Fourteen years ago, the Kazakh government didn't take kindly to this portrayal, banning the movie from theaters, threatening to sue Cohen, and issuing furious denials that citizens enjoy drinking fermented horse urine. (For the record, the scenes set in Borat's village in both movies were actually shot in Romania.)
In response to the sequel's release, however, Kazakhstan has made a complete reversal.
Not only are tourism officials not angry this time—they've gone and adopted one of Borat's catchphrases as a tourism slogan.
In four beautifully photographed 12-second video ads, tourists are seen exploring Kazakhstan's snow-capped mountains, marveling at modern cities (which include Almaty and capital Nur-Sultan), and trying traditional dishes such as fermented horse milk—which still sounds kind of gross, but at least it's not urine.
At the end of each clip, someone delivers Borat's expression of highest praise: "Very nice!"
Thank goodness they didn't go with "sexy time."

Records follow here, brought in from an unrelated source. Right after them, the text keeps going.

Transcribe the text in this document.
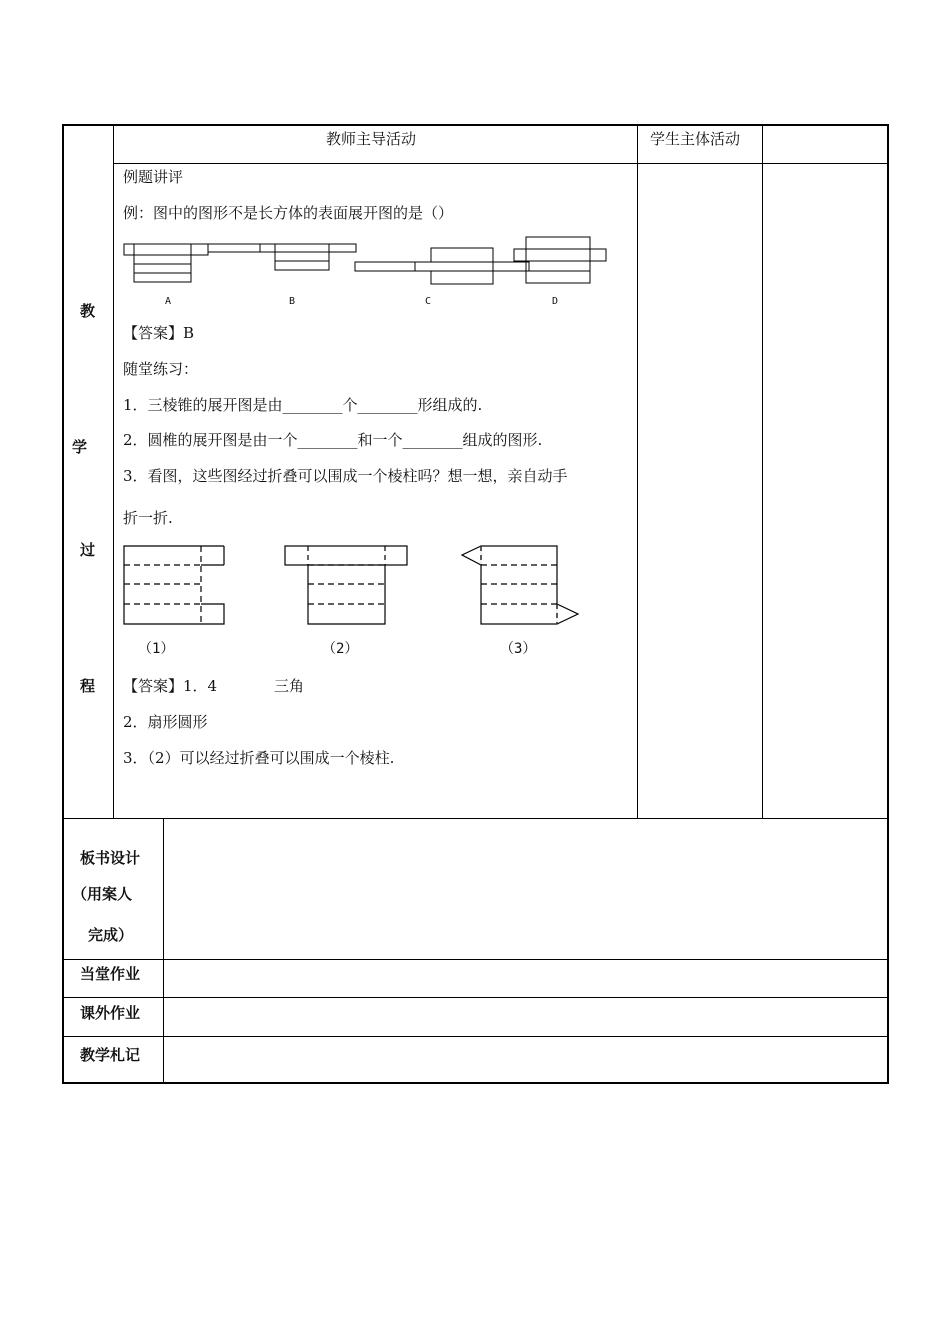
教师主导活动	学生主体活动
教
学
过
程
例题讲评
例：图中的图形不是长方体的表面展开图的是（）
A	B	C	D
【答案】B
随堂练习：
1．三棱锥的展开图是由________个________形组成的.
2．圆椎的展开图是由一个________和一个________组成的图形.
3．看图，这些图经过折叠可以围成一个棱柱吗？想一想，亲自动手
折一折.
（1）	（2）	（3）
【答案】1．4	三角
2．扇形圆形
3．（2）可以经过折叠可以围成一个棱柱.
板书设计
（用案人
完成）
当堂作业
课外作业
教学札记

(Don't worry—nobody attempts Borat's accent in the ads.)
What prompted Kazakhstan's change of heart?
For starters, the first Borat is credited with boosting tourism to the country for years after the movie's release.
And besides, as the deputy chairman of the tourism board, Kairat Sadvakassov, told the New York Times, "In Covid times, when tourism spending is on hold, it was good to see the country mentioned in the media. Not in the nicest way, but it’s good to be out there."
In other words, all publicity is good publicity.